To find the answer to this question, I had to visit an exhibit “Degas, Impressionism, and the Paris Millinery Trade” at the Legion of Honor Museum. There I found out that the actual question was, “Which hat do you need?” According to the Journal des Demoiselles’ suggestion in 1867, “If your purse allows you two hats, you will have one of straw, which can go with everything, and the other will go with your best outfit.”
Edgar Degas (1834-1917) was a French artist famous for his paintings, sculptures, prints and drawings. He is well known for his depiction of Parisian Dancers. But he, together with other well-known impressionists such as Pierre-Auguste Renoir, Edouard Manet, Mary Cassat and Henri de Toulouse-Lautrec, depicted one aspect of modern life in the French capital – high fashion hats and the women who created them. The exhibition at the Legion Museum of Honor features more than 40 impressionist paintings and pastels, as well as a number of the hats from the period of around 1875 to 1914.
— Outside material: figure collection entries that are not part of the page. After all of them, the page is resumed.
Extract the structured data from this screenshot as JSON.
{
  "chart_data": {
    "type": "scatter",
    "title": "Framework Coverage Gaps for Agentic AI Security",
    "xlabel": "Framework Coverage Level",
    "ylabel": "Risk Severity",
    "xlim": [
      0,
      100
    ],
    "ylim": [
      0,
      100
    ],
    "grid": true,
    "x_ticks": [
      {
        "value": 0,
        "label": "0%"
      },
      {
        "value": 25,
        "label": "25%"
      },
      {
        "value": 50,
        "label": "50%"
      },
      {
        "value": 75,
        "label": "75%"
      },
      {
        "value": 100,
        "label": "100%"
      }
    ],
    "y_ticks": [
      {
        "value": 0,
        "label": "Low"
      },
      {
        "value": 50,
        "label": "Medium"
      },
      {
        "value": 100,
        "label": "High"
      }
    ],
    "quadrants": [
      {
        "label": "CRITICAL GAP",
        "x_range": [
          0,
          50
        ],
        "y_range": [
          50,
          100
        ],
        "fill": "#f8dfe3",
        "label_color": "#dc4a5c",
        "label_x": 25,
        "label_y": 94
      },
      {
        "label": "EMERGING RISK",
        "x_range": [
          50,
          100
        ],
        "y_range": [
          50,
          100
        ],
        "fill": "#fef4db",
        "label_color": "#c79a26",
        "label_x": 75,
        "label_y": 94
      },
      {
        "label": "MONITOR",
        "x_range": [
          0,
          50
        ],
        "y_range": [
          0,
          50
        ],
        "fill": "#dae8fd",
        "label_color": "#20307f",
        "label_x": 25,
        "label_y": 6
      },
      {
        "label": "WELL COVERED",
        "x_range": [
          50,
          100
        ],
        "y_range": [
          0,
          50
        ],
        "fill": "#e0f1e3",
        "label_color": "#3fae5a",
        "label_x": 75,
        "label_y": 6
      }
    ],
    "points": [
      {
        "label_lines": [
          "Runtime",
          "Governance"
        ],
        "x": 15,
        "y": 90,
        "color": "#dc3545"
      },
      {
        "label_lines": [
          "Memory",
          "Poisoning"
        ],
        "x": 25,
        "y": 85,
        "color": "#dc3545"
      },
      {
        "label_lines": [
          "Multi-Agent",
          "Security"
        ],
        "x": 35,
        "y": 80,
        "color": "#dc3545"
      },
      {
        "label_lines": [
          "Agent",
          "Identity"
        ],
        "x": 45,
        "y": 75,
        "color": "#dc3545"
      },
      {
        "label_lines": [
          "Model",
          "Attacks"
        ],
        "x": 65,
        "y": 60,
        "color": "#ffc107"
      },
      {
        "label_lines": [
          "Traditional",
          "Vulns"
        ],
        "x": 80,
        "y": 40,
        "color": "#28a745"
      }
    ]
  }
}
I was fascinated not only by incredible artistry of the painters, but also by the history of the millinery trade and by the hats.
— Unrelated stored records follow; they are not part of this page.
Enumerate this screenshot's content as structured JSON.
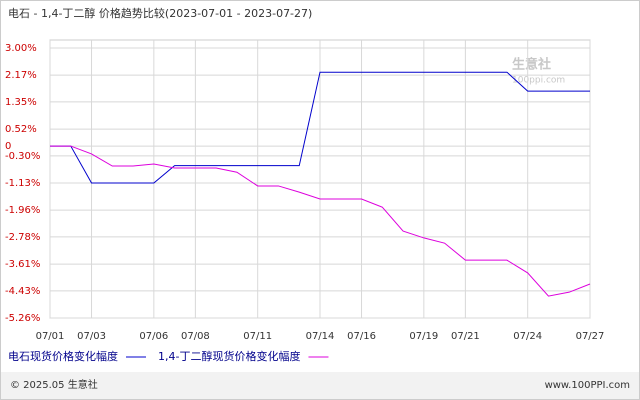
{
  "chart_data": {
    "type": "line",
    "title": "电石 - 1,4-丁二醇 价格趋势比较(2023-07-01 - 2023-07-27)",
    "categories": [
      "07/01",
      null,
      "07/03",
      null,
      null,
      "07/06",
      null,
      "07/08",
      null,
      null,
      "07/11",
      null,
      null,
      "07/14",
      null,
      "07/16",
      null,
      null,
      "07/19",
      null,
      "07/21",
      null,
      null,
      "07/24",
      null,
      null,
      "07/27"
    ],
    "series": [
      {
        "name": "电石现货价格变化幅度",
        "color": "#0000cc",
        "values": [
          0,
          0,
          -1.13,
          -1.13,
          -1.13,
          -1.13,
          -0.6,
          -0.6,
          -0.6,
          -0.6,
          -0.6,
          -0.6,
          -0.6,
          2.26,
          2.26,
          2.26,
          2.26,
          2.26,
          2.26,
          2.26,
          2.26,
          2.26,
          2.26,
          1.68,
          1.68,
          1.68,
          1.68
        ]
      },
      {
        "name": "1,4-丁二醇现货价格变化幅度",
        "color": "#dd00dd",
        "values": [
          0,
          0,
          -0.24,
          -0.61,
          -0.61,
          -0.55,
          -0.67,
          -0.67,
          -0.67,
          -0.8,
          -1.22,
          -1.22,
          -1.41,
          -1.62,
          -1.62,
          -1.62,
          -1.87,
          -2.6,
          -2.81,
          -2.97,
          -3.49,
          -3.49,
          -3.49,
          -3.88,
          -4.59,
          -4.47,
          -4.22
        ]
      }
    ],
    "ylim": [
      -5.26,
      3.0
    ],
    "yticks": [
      {
        "value": 3.0,
        "label": "3.00%"
      },
      {
        "value": 2.17,
        "label": "2.17%"
      },
      {
        "value": 1.35,
        "label": "1.35%"
      },
      {
        "value": 0.52,
        "label": "0.52%"
      },
      0,
      {
        "value": -0.3,
        "label": "-0.30%"
      },
      {
        "value": -1.13,
        "label": "-1.13%"
      },
      {
        "value": -1.96,
        "label": "-1.96%"
      },
      {
        "value": -2.78,
        "label": "-2.78%"
      },
      {
        "value": -3.61,
        "label": "-3.61%"
      },
      {
        "value": -4.43,
        "label": "-4.43%"
      },
      {
        "value": -5.26,
        "label": "-5.26%"
      }
    ],
    "grid": true,
    "watermark": {
      "name": "生意社",
      "site": "100ppi.com"
    },
    "footer": {
      "left": "© 2025.05 生意社",
      "right": "www.100PPI.com"
    }
  }
}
In modern times, unless you are the Queen of England or British Aristocracy, women wear beautiful one-of-a-kind hats only on really special occasions. When I checked online for “Hat Stores in San Francisco”, I found quite a few of them. But the question remains, “On what special occasion could women in San Francisco wear a hat? And how about men?” When I was growing up in Riga, my father wore a Fedora hat. He had a few of them. It was common and fashionable for men at that time. A few years ago I bought one for myself. It is a crushable fedora Hat, which I keep in my coat pocket when I travel to New York in the winter.
The fedora hat first appeared in 1882 as a female hat. It was named after the production of the play, “Fedora” by the French author Victorien Sardou. Today, fedora hats are popular again with women, as well as men, who want to look different as well.
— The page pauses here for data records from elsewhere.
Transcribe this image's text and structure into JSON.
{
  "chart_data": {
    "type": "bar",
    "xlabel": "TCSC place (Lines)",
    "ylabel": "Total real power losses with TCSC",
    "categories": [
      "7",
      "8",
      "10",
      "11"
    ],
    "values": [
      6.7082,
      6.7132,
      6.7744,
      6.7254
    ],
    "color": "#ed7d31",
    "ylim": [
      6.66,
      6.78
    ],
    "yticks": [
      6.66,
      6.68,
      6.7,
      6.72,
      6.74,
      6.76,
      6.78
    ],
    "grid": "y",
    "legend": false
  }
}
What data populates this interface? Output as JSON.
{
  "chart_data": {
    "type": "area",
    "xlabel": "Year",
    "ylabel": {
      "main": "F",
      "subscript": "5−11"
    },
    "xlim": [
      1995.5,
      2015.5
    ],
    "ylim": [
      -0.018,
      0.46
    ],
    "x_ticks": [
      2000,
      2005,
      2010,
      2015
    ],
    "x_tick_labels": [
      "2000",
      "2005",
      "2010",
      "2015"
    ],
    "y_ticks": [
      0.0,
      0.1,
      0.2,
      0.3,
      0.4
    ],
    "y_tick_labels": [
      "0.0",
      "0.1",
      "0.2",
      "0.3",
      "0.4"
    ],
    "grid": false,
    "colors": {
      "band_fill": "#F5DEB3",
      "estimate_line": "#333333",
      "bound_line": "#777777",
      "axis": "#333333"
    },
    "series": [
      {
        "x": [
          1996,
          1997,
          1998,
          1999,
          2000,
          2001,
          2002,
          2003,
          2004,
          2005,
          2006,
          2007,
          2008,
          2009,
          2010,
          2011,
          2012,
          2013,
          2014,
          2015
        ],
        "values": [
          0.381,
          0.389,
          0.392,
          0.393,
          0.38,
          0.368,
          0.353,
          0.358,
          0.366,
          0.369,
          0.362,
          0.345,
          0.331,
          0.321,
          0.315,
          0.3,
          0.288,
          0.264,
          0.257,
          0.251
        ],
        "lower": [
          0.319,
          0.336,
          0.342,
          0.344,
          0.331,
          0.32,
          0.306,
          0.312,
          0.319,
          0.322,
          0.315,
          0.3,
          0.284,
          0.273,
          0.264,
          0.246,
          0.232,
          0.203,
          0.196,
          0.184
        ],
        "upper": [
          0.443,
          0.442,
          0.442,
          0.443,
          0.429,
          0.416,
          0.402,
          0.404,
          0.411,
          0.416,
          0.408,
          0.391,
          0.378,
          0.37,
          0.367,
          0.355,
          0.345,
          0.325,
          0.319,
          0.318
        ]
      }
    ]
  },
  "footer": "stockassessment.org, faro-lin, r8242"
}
To answer my own question, I decided to count how many hats I have. Turns out that besides my crushable fedora, I have six baseball caps, which I wear regularly to protect my head from cold weather plus two hats named “Hooligan” Driving Caps. My wife has also quite a few, among them three made of straw. She also has a few nice ones, but rarely wears them. After all, fashion trends change rapidly. But if you want to experience the forgotten era and see some beautiful art, you still have time. The exhibit is open till September 24, 2017.